To address this conclusion, the FTC proposes the FDCPA be amended to require debt collectors to have more accurate and verifiable documentation regarding the debt in order to make it more likely that collection measures seek the correct amount due and from the right consumer. Additional amendment should require collectors to provide better, more detailed information in validation notices, to allow consumers to exercise their rights under the FDCPA more effectively. Specific examples of “better information” include requiring debt verification notices to contain an itemization of the debt amount as to principal, interest and any additional fees; and requiring every communication sent to a debtor to include notice the debtor has the right to demand the collector cease all further communications.
2. “Debt collection laws need to be modernized to take account of changes of technology.”
When the FDCPA was enacted in 1977, it did not limit the methods collectors could use to contact consumers other than to prohibit the use of postcards. Back then, most people also paid debts through paper checks sent by mail. In today’s world, it is common to pay through a number of different electronic payment methods. These include credit and debit card payments, remotely created paper checks, and electronic transmission through the ACH system. Modern communication options include cell phones, emails, instant messaging, and specific technological devices such as emailed collection notices, web-based collection portals and collection techniques involving interactive voice messaging.

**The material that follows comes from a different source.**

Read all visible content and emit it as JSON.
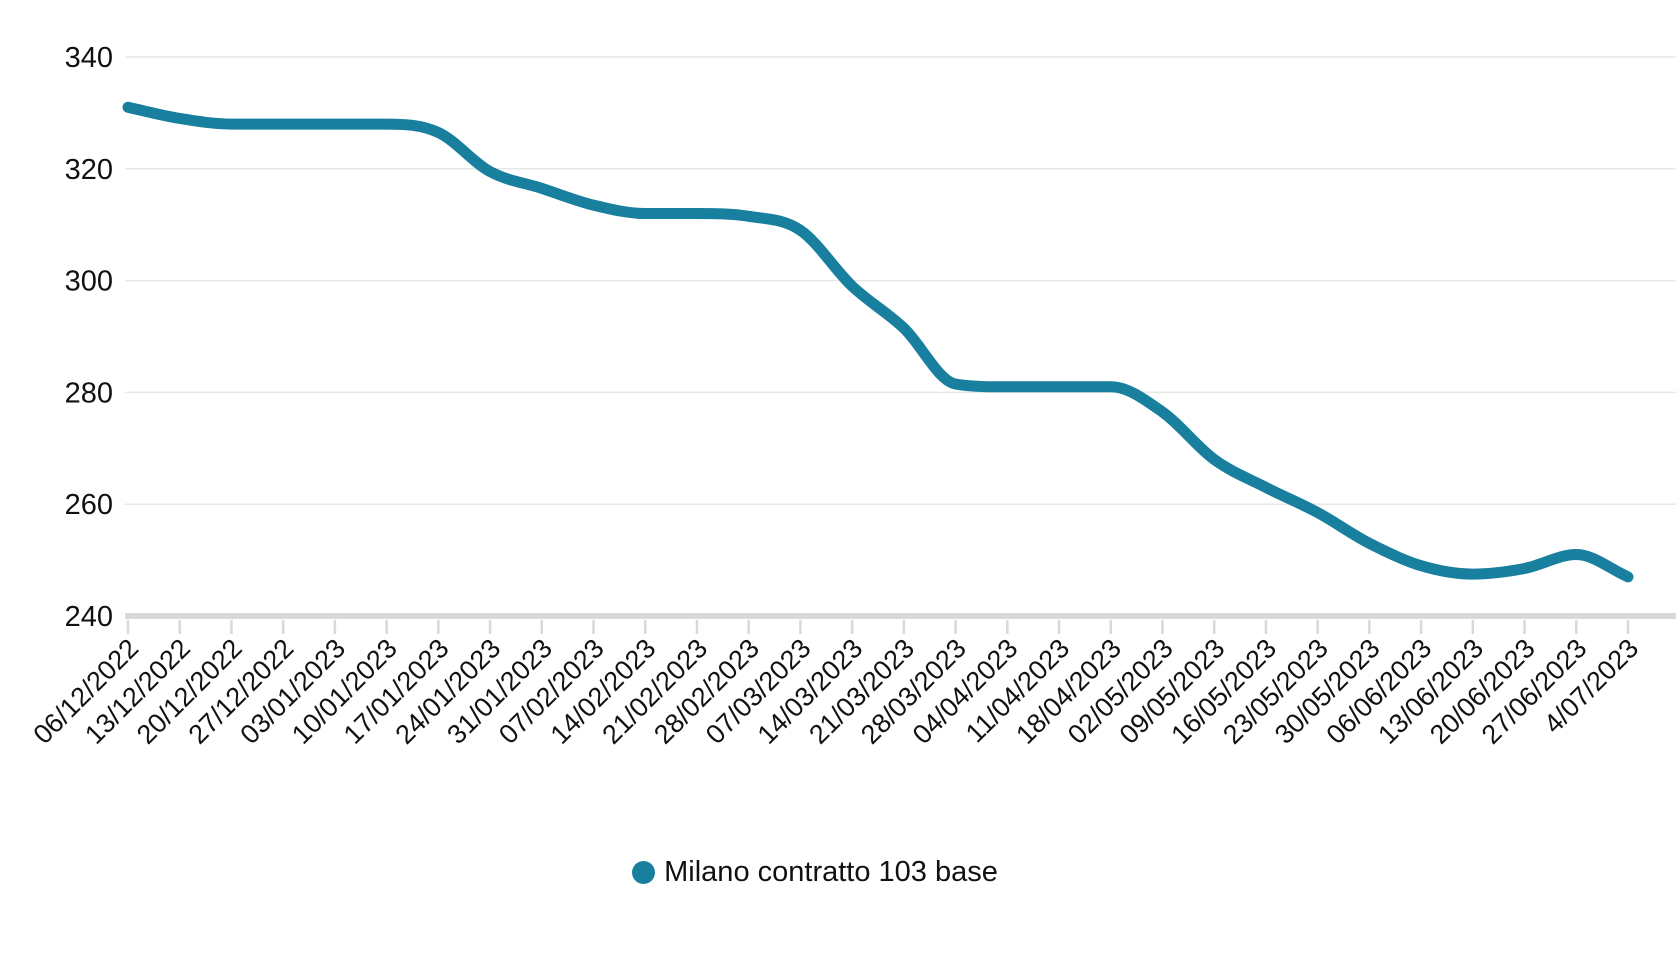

The FTC accordingly concluded that although collectors generally should be allowed to use all communication technologies, the FDCPA must be “carefully crafted and applied” to avoid collectors using communication technologies in ways that cause consumers to incur charges, or otherwise subject them to collection abuse. The FTC also supports using newer electronic payment methods to receive payments from debtors, but it believes the FDCPA requires amendment to require collectors to obtain “express verifiable consent” from consumers before accessing their accounts, and to deter unauthorized access to consumer accounts.
3. “Certain debt collection litigation and arbitration practices appear to raise substantial consumer protection concerns.”

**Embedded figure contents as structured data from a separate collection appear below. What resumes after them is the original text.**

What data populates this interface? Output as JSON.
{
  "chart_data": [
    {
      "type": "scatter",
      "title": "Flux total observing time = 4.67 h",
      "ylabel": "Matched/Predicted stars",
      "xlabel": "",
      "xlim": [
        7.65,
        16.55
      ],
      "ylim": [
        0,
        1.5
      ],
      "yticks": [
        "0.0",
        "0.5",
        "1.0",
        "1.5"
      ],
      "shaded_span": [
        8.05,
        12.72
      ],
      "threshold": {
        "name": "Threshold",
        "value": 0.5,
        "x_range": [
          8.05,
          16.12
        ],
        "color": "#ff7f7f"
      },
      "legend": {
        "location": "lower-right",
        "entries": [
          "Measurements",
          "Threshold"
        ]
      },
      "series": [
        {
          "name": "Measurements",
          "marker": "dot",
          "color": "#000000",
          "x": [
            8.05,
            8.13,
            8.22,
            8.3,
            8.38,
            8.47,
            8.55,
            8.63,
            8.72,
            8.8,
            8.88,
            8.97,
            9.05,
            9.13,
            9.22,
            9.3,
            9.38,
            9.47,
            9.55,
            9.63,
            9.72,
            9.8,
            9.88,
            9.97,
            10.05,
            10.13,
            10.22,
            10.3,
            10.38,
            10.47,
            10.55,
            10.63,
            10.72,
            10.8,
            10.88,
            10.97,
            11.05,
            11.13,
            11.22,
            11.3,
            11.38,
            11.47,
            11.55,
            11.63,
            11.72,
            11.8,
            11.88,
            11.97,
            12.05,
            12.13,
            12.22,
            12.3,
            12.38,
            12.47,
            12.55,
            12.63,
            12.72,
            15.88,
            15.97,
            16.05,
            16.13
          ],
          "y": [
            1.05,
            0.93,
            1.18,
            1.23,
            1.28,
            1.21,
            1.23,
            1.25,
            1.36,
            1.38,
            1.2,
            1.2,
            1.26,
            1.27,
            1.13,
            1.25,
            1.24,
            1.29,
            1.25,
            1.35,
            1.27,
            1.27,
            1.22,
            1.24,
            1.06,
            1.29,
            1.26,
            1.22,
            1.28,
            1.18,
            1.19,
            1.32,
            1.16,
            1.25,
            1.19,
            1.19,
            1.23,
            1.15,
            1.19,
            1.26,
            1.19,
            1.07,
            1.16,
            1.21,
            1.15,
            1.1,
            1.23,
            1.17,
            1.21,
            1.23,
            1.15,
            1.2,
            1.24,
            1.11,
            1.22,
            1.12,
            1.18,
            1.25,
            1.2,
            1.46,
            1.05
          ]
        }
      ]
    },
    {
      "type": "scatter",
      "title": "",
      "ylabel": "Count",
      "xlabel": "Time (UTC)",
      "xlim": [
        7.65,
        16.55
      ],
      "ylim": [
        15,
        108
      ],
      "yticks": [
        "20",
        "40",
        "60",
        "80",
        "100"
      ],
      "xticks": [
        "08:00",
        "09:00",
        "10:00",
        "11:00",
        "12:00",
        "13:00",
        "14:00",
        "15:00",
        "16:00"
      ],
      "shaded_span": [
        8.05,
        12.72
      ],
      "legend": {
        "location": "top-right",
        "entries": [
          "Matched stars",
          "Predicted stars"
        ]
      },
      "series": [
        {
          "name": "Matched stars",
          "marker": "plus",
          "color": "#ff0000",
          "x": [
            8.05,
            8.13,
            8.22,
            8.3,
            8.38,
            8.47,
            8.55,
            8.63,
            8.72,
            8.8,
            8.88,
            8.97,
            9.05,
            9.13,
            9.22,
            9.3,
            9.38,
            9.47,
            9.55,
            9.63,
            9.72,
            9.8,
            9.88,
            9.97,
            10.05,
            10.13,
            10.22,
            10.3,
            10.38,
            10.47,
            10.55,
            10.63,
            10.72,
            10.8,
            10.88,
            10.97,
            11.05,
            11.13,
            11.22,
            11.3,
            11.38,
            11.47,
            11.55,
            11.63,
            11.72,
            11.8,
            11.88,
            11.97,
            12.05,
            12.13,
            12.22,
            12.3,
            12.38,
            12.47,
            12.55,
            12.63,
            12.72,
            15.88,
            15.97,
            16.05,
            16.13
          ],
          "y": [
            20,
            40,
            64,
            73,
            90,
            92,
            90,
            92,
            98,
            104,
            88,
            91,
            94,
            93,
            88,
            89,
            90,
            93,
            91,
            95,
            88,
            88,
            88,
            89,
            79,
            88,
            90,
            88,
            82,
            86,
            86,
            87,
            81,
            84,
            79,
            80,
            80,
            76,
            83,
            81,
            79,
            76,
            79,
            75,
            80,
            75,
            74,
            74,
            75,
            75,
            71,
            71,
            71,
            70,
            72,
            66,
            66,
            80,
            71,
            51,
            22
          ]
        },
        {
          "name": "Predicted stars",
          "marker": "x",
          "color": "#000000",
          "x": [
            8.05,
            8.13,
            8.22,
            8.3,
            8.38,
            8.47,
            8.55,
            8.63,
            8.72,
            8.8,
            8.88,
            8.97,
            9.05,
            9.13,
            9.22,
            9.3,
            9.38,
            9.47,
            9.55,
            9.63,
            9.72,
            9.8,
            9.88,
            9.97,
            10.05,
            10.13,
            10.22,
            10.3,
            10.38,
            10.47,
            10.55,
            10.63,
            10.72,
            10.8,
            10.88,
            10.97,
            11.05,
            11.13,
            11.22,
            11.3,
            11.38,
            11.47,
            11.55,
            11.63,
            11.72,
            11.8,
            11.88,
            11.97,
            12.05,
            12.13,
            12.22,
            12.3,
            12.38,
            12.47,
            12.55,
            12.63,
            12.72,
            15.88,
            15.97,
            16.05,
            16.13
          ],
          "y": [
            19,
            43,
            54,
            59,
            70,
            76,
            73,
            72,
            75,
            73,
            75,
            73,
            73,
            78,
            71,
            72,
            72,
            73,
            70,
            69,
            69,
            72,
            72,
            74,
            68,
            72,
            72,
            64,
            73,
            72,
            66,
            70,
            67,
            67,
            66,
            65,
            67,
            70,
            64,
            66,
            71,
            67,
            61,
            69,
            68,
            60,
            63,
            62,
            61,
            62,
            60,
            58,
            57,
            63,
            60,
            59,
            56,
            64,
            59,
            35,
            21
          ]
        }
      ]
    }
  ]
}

In the area of traditional state court collection lawsuits, those participating in the workshop felt collector/creditor plaintiffs have an overly-favorable burden of proof; that defendants are not properly informed of their rights, and are usually unable to afford counsel. Regarding arbitration, the workshop concerns were that arbitration clauses might be buried in larger consumer credit contracts causing consumers to not be aware they are agreeing to arbitration, and that arbitration proceedings are biased in favor of creditors. The FTC, however, felt additional information was needed to verify the extent of these concerns. It will accordingly convene regional round tables in 2009 with state court judges, debt collectors, collection attorneys, consumer advocates, arbitration firms, and other interested parties to verify any real problems and develop possible solutions.
4. “Debt collection law must evolve to include a regulatory process that ensures that legal requirements keep pace with changes in the marketplace.”
The main proposal of the FTC to address this concern was that the FDCPA should be amended to grant the FTC the authority to issue regulations to implement the FDCPA.
5. “Debt collection law enforcement must be pursued aggressively to deter collectors from engaging in conduct that harms consumers.”
In response to this concern from the workshop, the FTC concluded that private lawsuits, not FTC actions, were intended to be, and should continue to be, the main means of promoting industry compliance with FDCPA. The FTC further concluded statutory damage amounts available in private FDCPA actions should be increased to reflect inflation.
The foregoing is a synopsis of the FTC’s annual report to Congress. The full text of both the annual report and the FTC workshop can be found at www.ftc.gov/opa/2009/02/fdcpa.shtm.